Dynamic quenching studies of fluorophore-labelled myosin subfragment 1 and its alkali light chain subunits

Abstract The technique of fluorescence quenching by the non-ionic quenchers acrylamide and nicotinamide has been used to probe the accessibility of the environmentally sensitive N -(bromoacetyl)- N ′-(1-sulpho-5-napththyl) ethylenediamine (1,5-Br-AEDANS) fluorophore attached to either Cys-177 of the A1-light chain or the SH 1 thiol (Cys-707) of the myosin subfragment (S1) heavy chain.
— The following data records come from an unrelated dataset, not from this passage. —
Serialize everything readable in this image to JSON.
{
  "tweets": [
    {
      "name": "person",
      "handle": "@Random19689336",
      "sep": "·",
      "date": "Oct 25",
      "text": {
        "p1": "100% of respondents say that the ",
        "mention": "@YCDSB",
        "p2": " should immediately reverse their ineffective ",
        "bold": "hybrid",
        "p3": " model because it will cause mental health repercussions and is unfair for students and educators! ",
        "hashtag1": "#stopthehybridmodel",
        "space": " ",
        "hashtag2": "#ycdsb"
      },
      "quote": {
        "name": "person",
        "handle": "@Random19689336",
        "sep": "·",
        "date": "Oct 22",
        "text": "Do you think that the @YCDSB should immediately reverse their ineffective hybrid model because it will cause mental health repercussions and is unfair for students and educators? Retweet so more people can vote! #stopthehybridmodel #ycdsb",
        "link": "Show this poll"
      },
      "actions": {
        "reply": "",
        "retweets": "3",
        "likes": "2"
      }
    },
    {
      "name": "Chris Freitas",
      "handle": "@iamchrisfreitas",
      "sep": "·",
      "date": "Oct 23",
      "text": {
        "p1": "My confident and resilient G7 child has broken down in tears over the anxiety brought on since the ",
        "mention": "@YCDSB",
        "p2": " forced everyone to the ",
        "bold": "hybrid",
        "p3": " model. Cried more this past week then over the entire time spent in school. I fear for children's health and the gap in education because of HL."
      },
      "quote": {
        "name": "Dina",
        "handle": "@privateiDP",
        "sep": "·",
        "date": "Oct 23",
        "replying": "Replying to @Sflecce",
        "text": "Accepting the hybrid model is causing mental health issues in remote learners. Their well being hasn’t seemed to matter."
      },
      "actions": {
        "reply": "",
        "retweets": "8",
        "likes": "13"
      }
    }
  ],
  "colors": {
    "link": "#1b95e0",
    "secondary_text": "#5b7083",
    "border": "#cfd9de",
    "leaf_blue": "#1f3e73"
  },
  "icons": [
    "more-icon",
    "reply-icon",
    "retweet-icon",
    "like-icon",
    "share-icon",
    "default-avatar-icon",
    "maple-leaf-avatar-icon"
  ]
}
Neither quencher caused any detrimental effects to the ATPase activities of S1 under the conditions of the experiments. It was found that the fluorophore on the isolated light chain was highly exposed to solvent and although this exposure was reduced on hybridization into S1(A1-AEDANS), the probe was still accessible to solvent. This exposure was unaltered by formation of binary complexes with either Mg · ATP or actin or by the formation of a weakly associated acto-S1 complex (in which the Cys-697 and Cys-707 residues of S1 were crosslinked with p -phenylenedimaleimide). The lack of corresponding change in λ max of emission and quantum yield supported the quenching date and indicated that actin neither binds directly to this region nor induces any significant conformational changes in this locality despite the observation that the A1-Cys-707 moves some 3 nm closer to a point on actin in the weak-binding state (Trayer, H.R. and Trayer, I.P. (1988) Biochemistry, 27, 5718–5727). Parallel experiments with the fluorophore attached to the Cys-707 of the S1 indicated that this region was less accessible to solvent than the light chain thiol despite its ease of labelling. This exposure was not significantly altered by binary complex formation with actin and Mg · ATP, although spectral changes in te absence of quencher support the notion that some conformational change is occurring in this region.